I've checked the performance vs. the standard library's classes:

int main() {
    constexpr std::size_t num{999999};
    {
        std::chrono::steady_clock::time_point begin = std::chrono::steady_clock::now();
        for(size_t i = 0; i < num; ++i) {
            std::mutex m;
            te_lock_guard l(m);
        }
        std::chrono::steady_clock::time_point end= std::chrono::steady_clock::now();
        std::cout << std::chrono::duration_cast<std::chrono::microseconds>(end - begin).count() << std::endl;
    }
    {
        std::chrono::steady_clock::time_point begin = std::chrono::steady_clock::now();
        for(size_t i = 0; i < num; ++i) {
            std::mutex m;
            std::unique_lock<std::mutex> l(m);
        }
        std::chrono::steady_clock::time_point end= std::chrono::steady_clock::now();
        std::cout << std::chrono::duration_cast<std::chrono::microseconds>(end - begin).count() << std::endl;
    }
}

Using g++ with -O3, there is no statistically-significant performance loss.

Solution

Because this complicates the implementation for no significant benefit whatsoever, and hides the fact that std::lock_guard and std::unique_lock are aware of the type of the lock they're guarding at compile-time.

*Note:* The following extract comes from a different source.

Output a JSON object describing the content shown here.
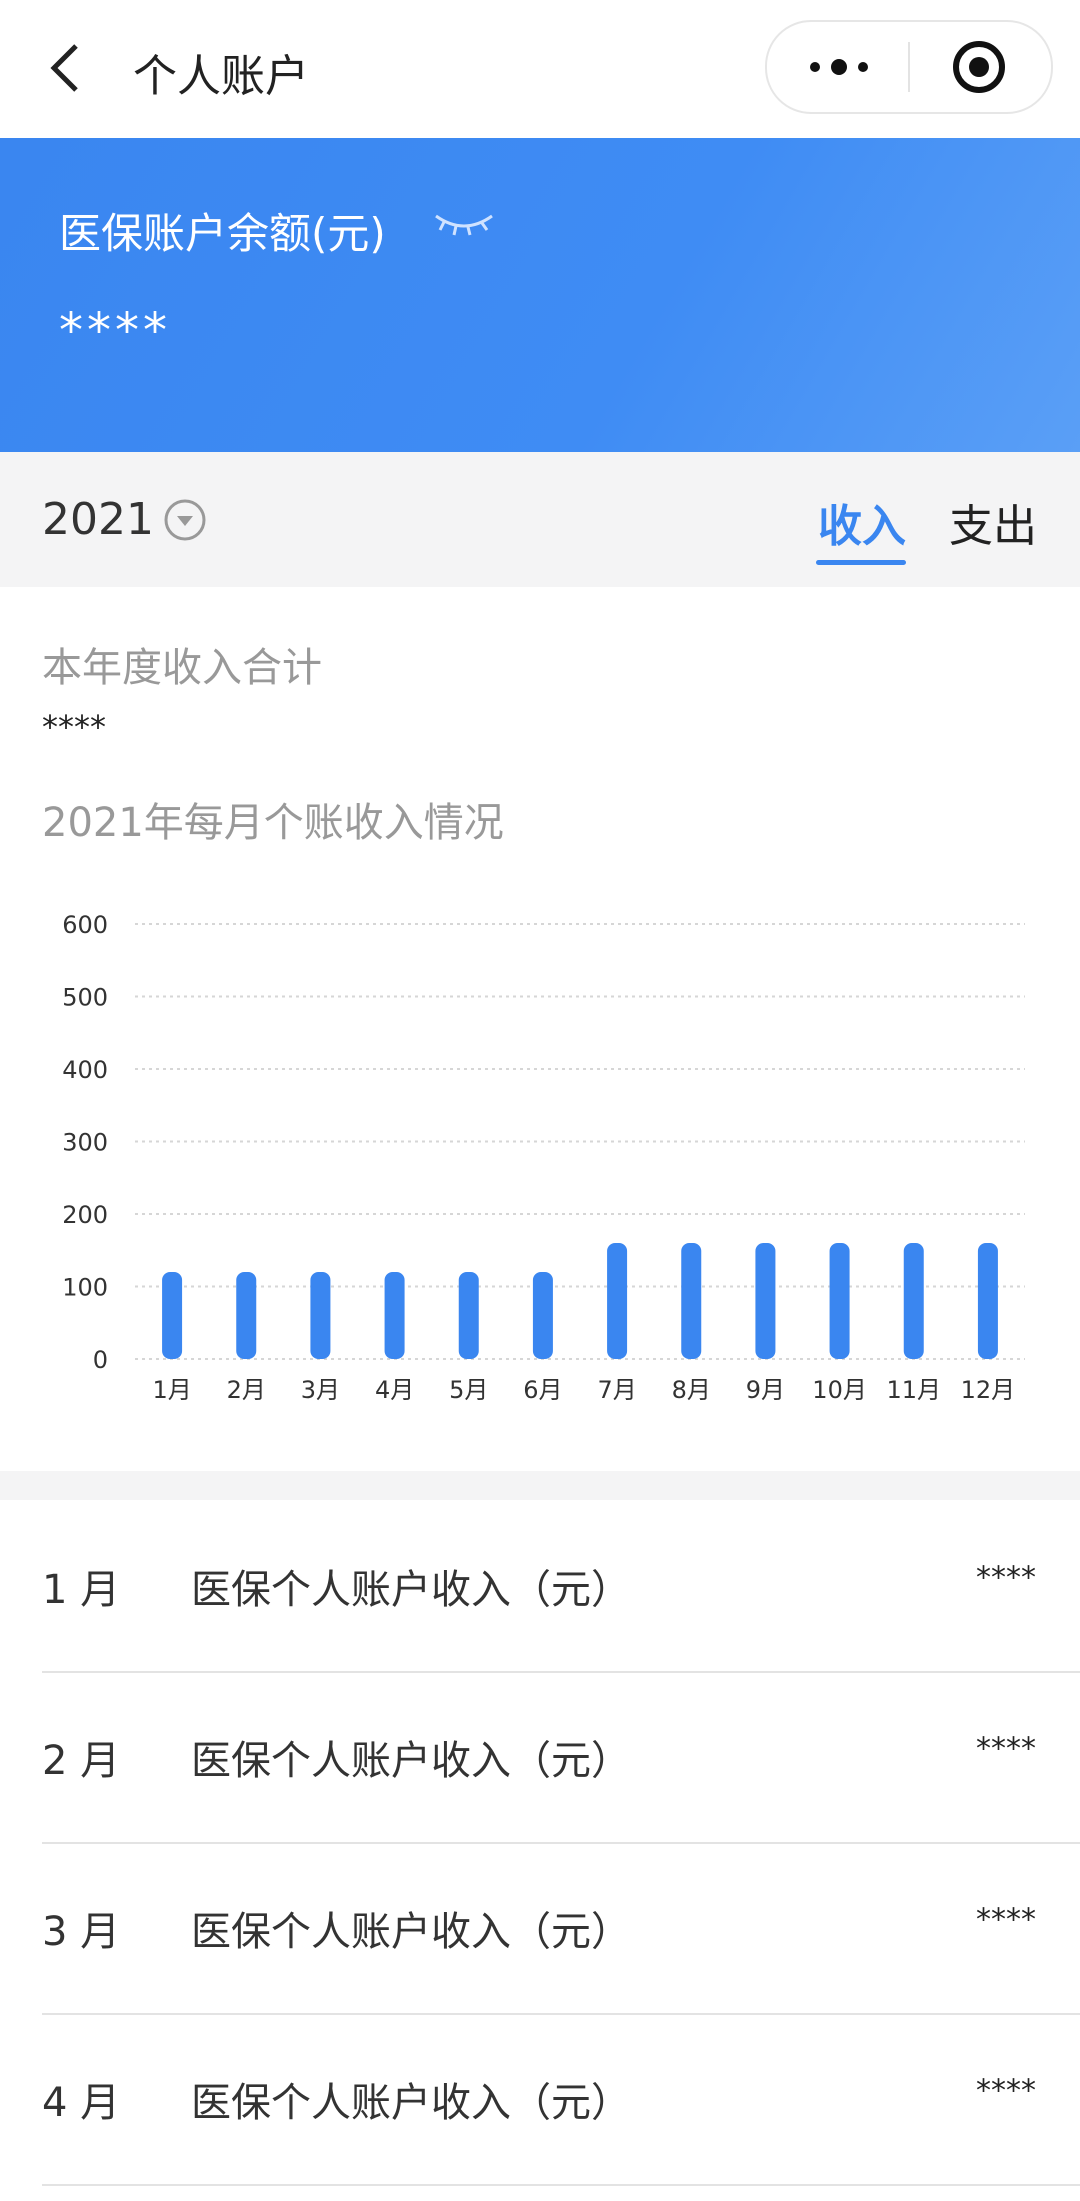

Your solution is a workaround for the fact that class template parameter deduction does not happen during construction - this is addressed in the upcoming standard.

Necessitating to specify the lock type is annoying boilerplate that will be solved in C++17 (not only for lock guards) thanks to the Template parameter deduction for constructors (P0091R3) proposal.

The proposal (which was accepted), allows template parameters to be deduced from constructors, removing the need for make_xxx(...) helper functions or explicitly specify typenames that the compiler should be able to deduce:

// Valid C++17
for(size_t i = 0; i < num; ++i) {
    std::mutex m;
    std::unique_lock l(m);
}